= Oakhill Brewery =

Brewery in Oakhill, Somerset, England

Oakhill Brewery was a brewery in Oakhill, Somerset, England.

==History==
 In its heyday the Oakhill Brewery was a major producer, known for Oakhill Invalid Stout. In 1904, due to its volume of production – between 2,000 and 2,500 barrels per week – the brewery constructed its own narrow gauge railway to take barrels of Oakhill Invalid Stout to the Somerset & Dorset Railway in nearby Binegar. Until the railway's construction, the brewery had used a Wallis & Steevens traction engine to deliver their barrels to the station. Production continued at the brewery until the advent of World War I sent it into decline. The brewery was destroyed by fire in 1924, and subsequently taken over by Courage Brewery. Although brewing stopped in 1938, the malt sheds remained in use.

==Beacon Brewery==
In 1981 brewing resumed in the former Oakhill Brewery building when Beacon Brewery took over the premises to brew Fosseway Bitter and later Fosseway Forty.
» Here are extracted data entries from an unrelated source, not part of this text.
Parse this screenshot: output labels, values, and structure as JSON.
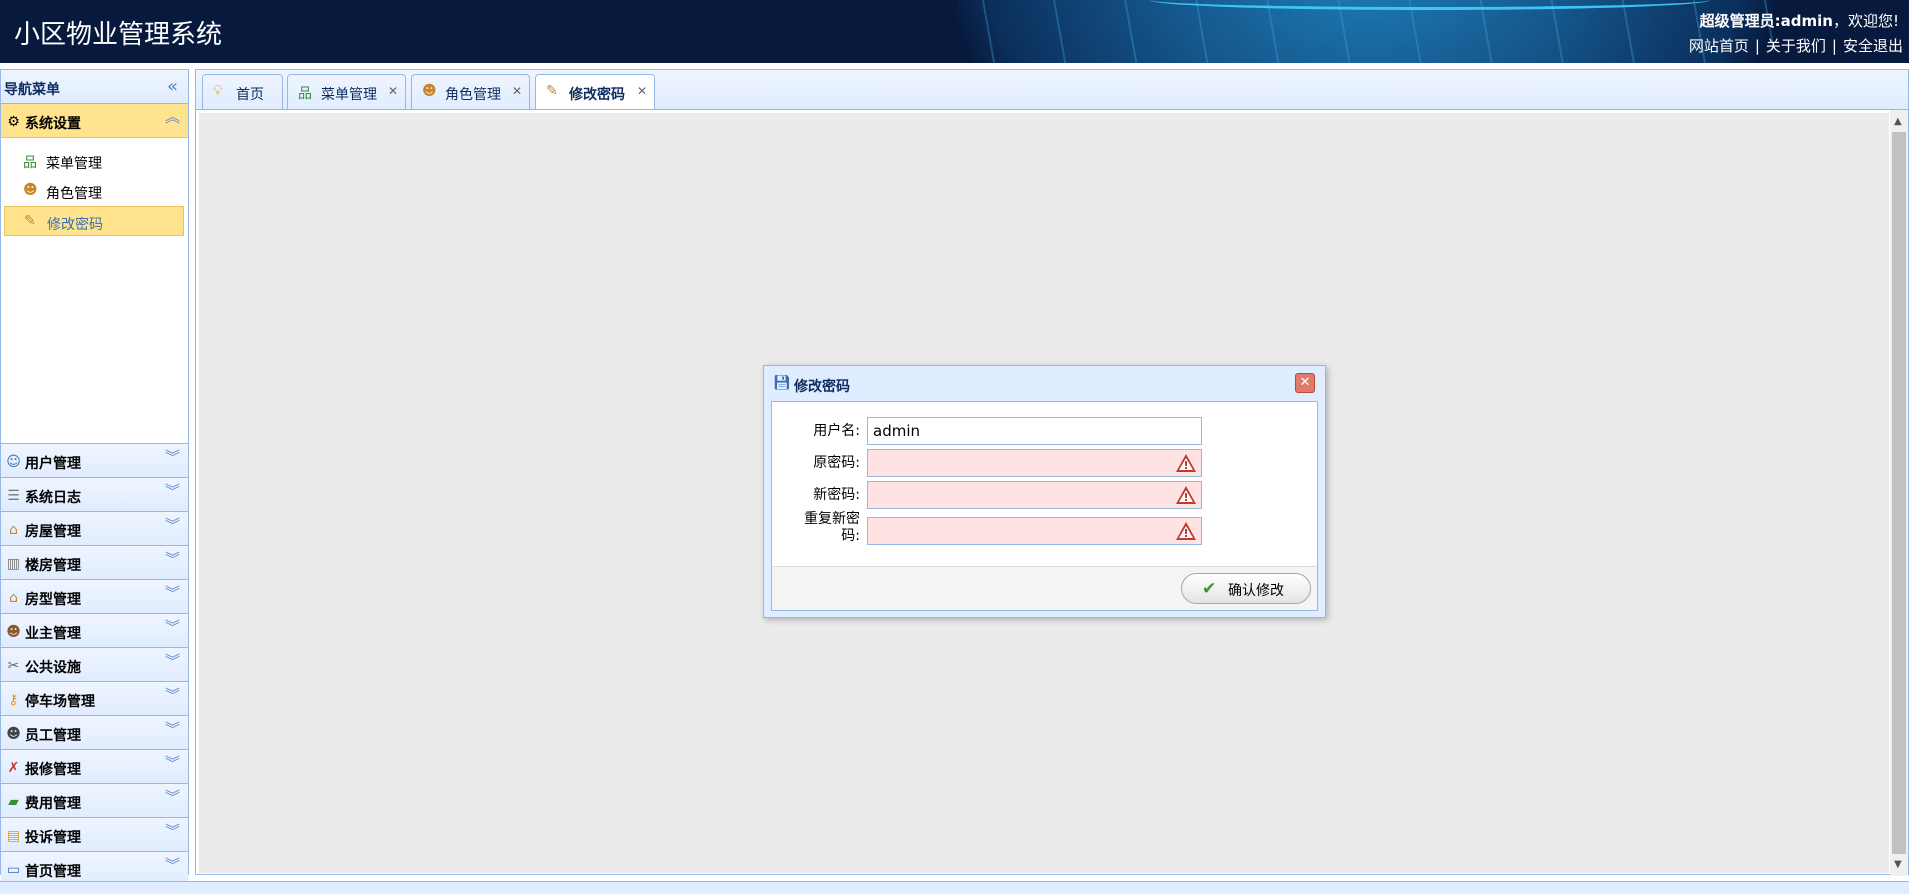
{
  "header": {
    "title": "小区物业管理系统",
    "greeting_prefix": "超级管理员:",
    "username": "admin",
    "greeting_suffix": "，欢迎您!",
    "links": [
      "网站首页",
      "关于我们",
      "安全退出"
    ],
    "link_separator": "|"
  },
  "sidebar": {
    "title": "导航菜单",
    "collapse_icon": "double-chevron-left-icon",
    "active_section": {
      "label": "系统设置",
      "icon": "gear-icon",
      "items": [
        {
          "label": "菜单管理",
          "icon": "sitemap-icon"
        },
        {
          "label": "角色管理",
          "icon": "users-icon"
        },
        {
          "label": "修改密码",
          "icon": "edit-password-icon",
          "selected": true
        }
      ]
    },
    "sections": [
      {
        "label": "用户管理",
        "icon": "user-icon"
      },
      {
        "label": "系统日志",
        "icon": "log-icon"
      },
      {
        "label": "房屋管理",
        "icon": "house-icon"
      },
      {
        "label": "楼房管理",
        "icon": "building-icon"
      },
      {
        "label": "房型管理",
        "icon": "house-type-icon"
      },
      {
        "label": "业主管理",
        "icon": "owner-icon"
      },
      {
        "label": "公共设施",
        "icon": "tools-icon"
      },
      {
        "label": "停车场管理",
        "icon": "keys-icon"
      },
      {
        "label": "员工管理",
        "icon": "staff-icon"
      },
      {
        "label": "报修管理",
        "icon": "repair-icon"
      },
      {
        "label": "费用管理",
        "icon": "money-icon"
      },
      {
        "label": "投诉管理",
        "icon": "folder-icon"
      },
      {
        "label": "首页管理",
        "icon": "homepage-icon"
      }
    ]
  },
  "tabs": [
    {
      "label": "首页",
      "icon": "lightbulb-icon",
      "closable": false,
      "active": false
    },
    {
      "label": "菜单管理",
      "icon": "sitemap-icon",
      "closable": true,
      "active": false
    },
    {
      "label": "角色管理",
      "icon": "users-icon",
      "closable": true,
      "active": false
    },
    {
      "label": "修改密码",
      "icon": "edit-password-icon",
      "closable": true,
      "active": true
    }
  ],
  "dialog": {
    "title": "修改密码",
    "icon": "save-icon",
    "fields": [
      {
        "label": "用户名:",
        "value": "admin",
        "error": false
      },
      {
        "label": "原密码:",
        "value": "",
        "error": true
      },
      {
        "label": "新密码:",
        "value": "",
        "error": true
      },
      {
        "label": "重复新密码:",
        "value": "",
        "error": true
      }
    ],
    "submit_label": "确认修改"
  },
  "colors": {
    "header_bg": "#071a3d",
    "panel_border": "#95b8e7",
    "active_highlight": "#ffe48d",
    "error_input_bg": "#ffe3e3"
  }
}
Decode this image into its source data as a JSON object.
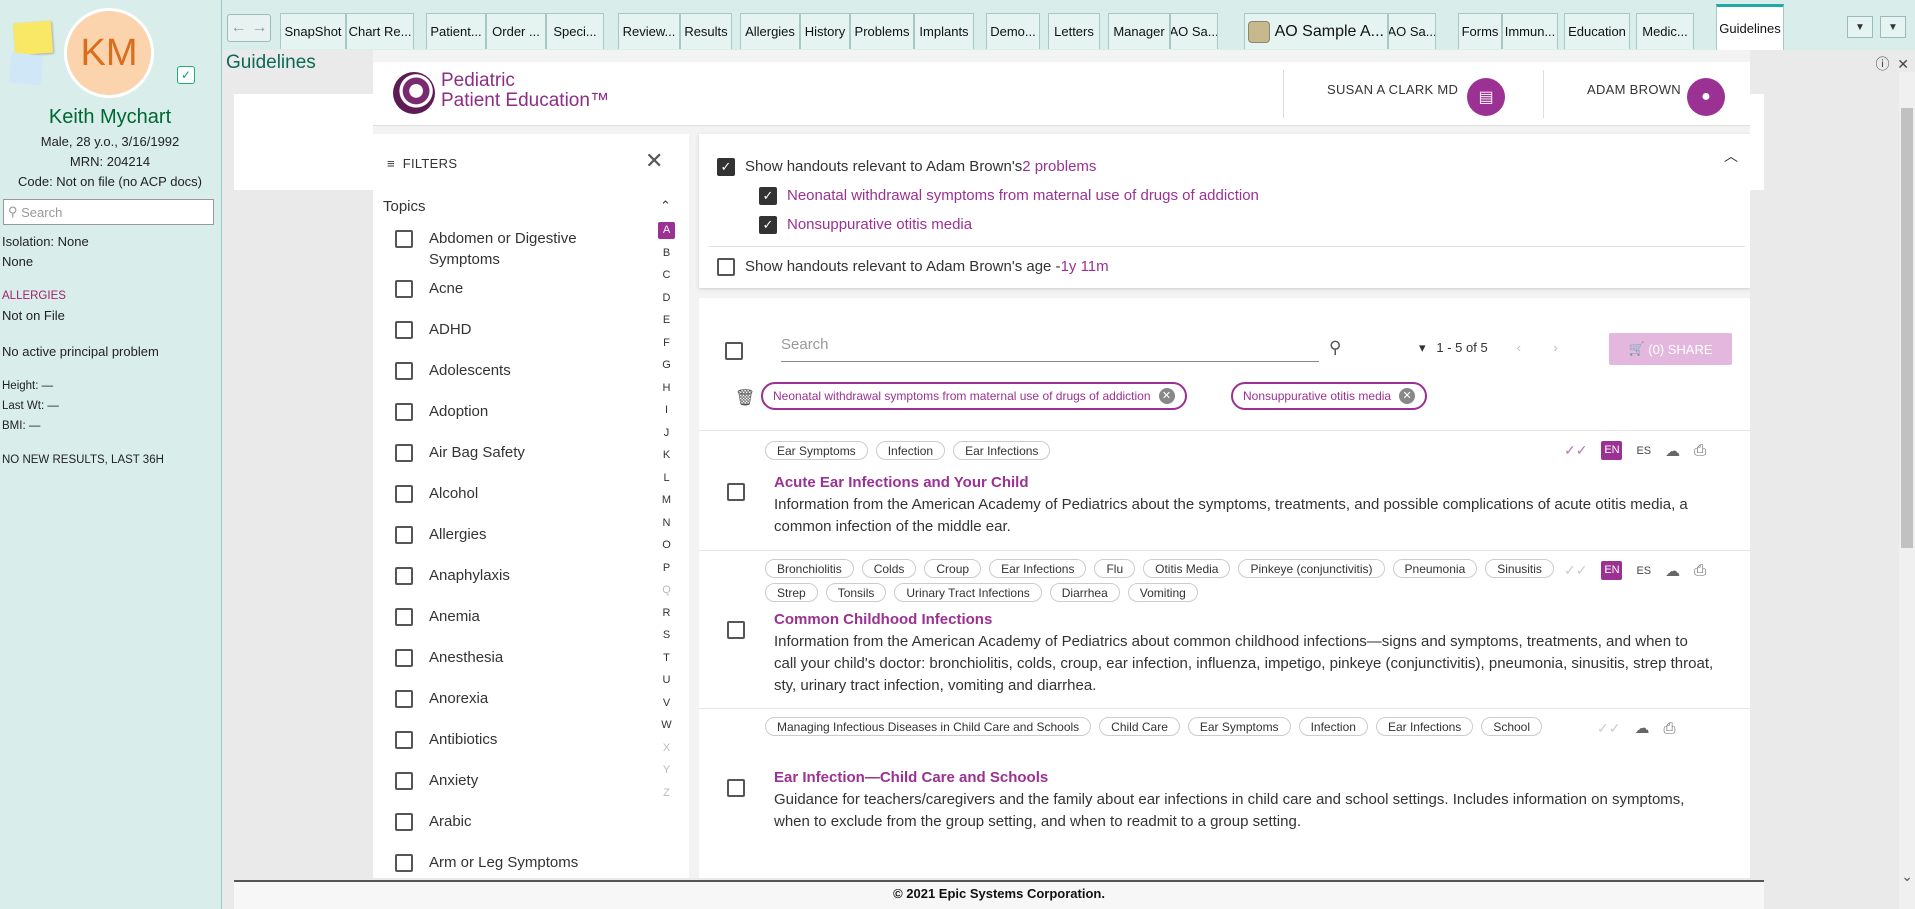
{
  "patient": {
    "initials": "KM",
    "name": "Keith Mychart",
    "demo": "Male, 28 y.o., 3/16/1992",
    "mrn": "MRN: 204214",
    "code": "Code: Not on file (no ACP docs)",
    "search_placeholder": "Search",
    "isolation": "Isolation: None",
    "none": "None",
    "allergies_heading": "ALLERGIES",
    "allergies_value": "Not on File",
    "principal": "No active principal problem",
    "height": "Height: —",
    "lastwt": "Last Wt: —",
    "bmi": "BMI: —",
    "results": "NO NEW RESULTS, LAST 36H"
  },
  "tabs": [
    "SnapShot",
    "Chart Re...",
    "Patient...",
    "Order ...",
    "Speci...",
    "Review...",
    "Results",
    "Allergies",
    "History",
    "Problems",
    "Implants",
    "Demo...",
    "Letters",
    "Manager",
    "AO Sa...",
    "AO Sample A...",
    "AO Sa...",
    "Forms",
    "Immun...",
    "Education",
    "Medic...",
    "Guidelines"
  ],
  "active_tab": "Guidelines",
  "page_title": "Guidelines",
  "footer": "© 2021 Epic Systems Corporation.",
  "app": {
    "logo_line1": "Pediatric",
    "logo_line2": "Patient Education™",
    "provider": "SUSAN A CLARK MD",
    "user": "ADAM BROWN",
    "filters_label": "FILTERS",
    "topics_label": "Topics",
    "topics": [
      "Abdomen or Digestive Symptoms",
      "Acne",
      "ADHD",
      "Adolescents",
      "Adoption",
      "Air Bag Safety",
      "Alcohol",
      "Allergies",
      "Anaphylaxis",
      "Anemia",
      "Anesthesia",
      "Anorexia",
      "Antibiotics",
      "Anxiety",
      "Arabic",
      "Arm or Leg Symptoms"
    ],
    "alphabet": [
      "A",
      "B",
      "C",
      "D",
      "E",
      "F",
      "G",
      "H",
      "I",
      "J",
      "K",
      "L",
      "M",
      "N",
      "O",
      "P",
      "Q",
      "R",
      "S",
      "T",
      "U",
      "V",
      "W",
      "X",
      "Y",
      "Z"
    ],
    "alphabet_disabled": [
      "Q",
      "X",
      "Y",
      "Z"
    ],
    "alphabet_selected": "A",
    "problems_prefix": "Show handouts relevant to Adam Brown's ",
    "problems_count": "2 problems",
    "problem1": "Neonatal withdrawal symptoms from maternal use of drugs of addiction",
    "problem2": "Nonsuppurative otitis media",
    "age_prefix": "Show handouts relevant to Adam Brown's age - ",
    "age_value": "1y 11m",
    "search_placeholder": "Search",
    "pager": "1 - 5 of 5",
    "share": "(0) SHARE",
    "chips": [
      "Neonatal withdrawal symptoms from maternal use of drugs of addiction",
      "Nonsuppurative otitis media"
    ],
    "items": [
      {
        "tags": [
          "Ear Symptoms",
          "Infection",
          "Ear Infections"
        ],
        "title": "Acute Ear Infections and Your Child",
        "desc": "Information from the American Academy of Pediatrics about the symptoms, treatments, and possible complications of acute otitis media, a common infection of the middle ear.",
        "en": "EN",
        "es": "ES"
      },
      {
        "tags": [
          "Bronchiolitis",
          "Colds",
          "Croup",
          "Ear Infections",
          "Flu",
          "Otitis Media",
          "Pinkeye (conjunctivitis)",
          "Pneumonia",
          "Sinusitis",
          "Strep",
          "Tonsils",
          "Urinary Tract Infections",
          "Diarrhea",
          "Vomiting"
        ],
        "title": "Common Childhood Infections",
        "desc": "Information from the American Academy of Pediatrics about common childhood infections—signs and symptoms, treatments, and when to call your child's doctor: bronchiolitis, colds, croup, ear infection, influenza, impetigo, pinkeye (conjunctivitis), pneumonia, sinusitis, strep throat, sty, urinary tract infection, vomiting and diarrhea.",
        "en": "EN",
        "es": "ES"
      },
      {
        "tags": [
          "Managing Infectious Diseases in Child Care and Schools",
          "Child Care",
          "Ear Symptoms",
          "Infection",
          "Ear Infections",
          "School"
        ],
        "title": "Ear Infection—Child Care and Schools",
        "desc": "Guidance for teachers/caregivers and the family about ear infections in child care and school settings. Includes information on symptoms, when to exclude from the group setting, and when to readmit to a group setting."
      }
    ]
  },
  "colors": {
    "accent": "#9b3192",
    "epic_green": "#0a6a55",
    "sidebar_bg": "#d9eeea"
  }
}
The brewery went out of business in 1983.

==New Oakhill Brewery==
In 1984, the brewery plant and premises were bought by local businessman Reg Keevil. Under the name New Oakhill Brewery, he brewed beers until 1997, when he moved the plant to the old Courage maltings in order to expand. The brewery produced 31 different beers through the company's 13 year history, and acquired a small chain of tied houses in the local villages. The brewery closed in 2004 when the owner retired and as at 2014 was being converted to housing.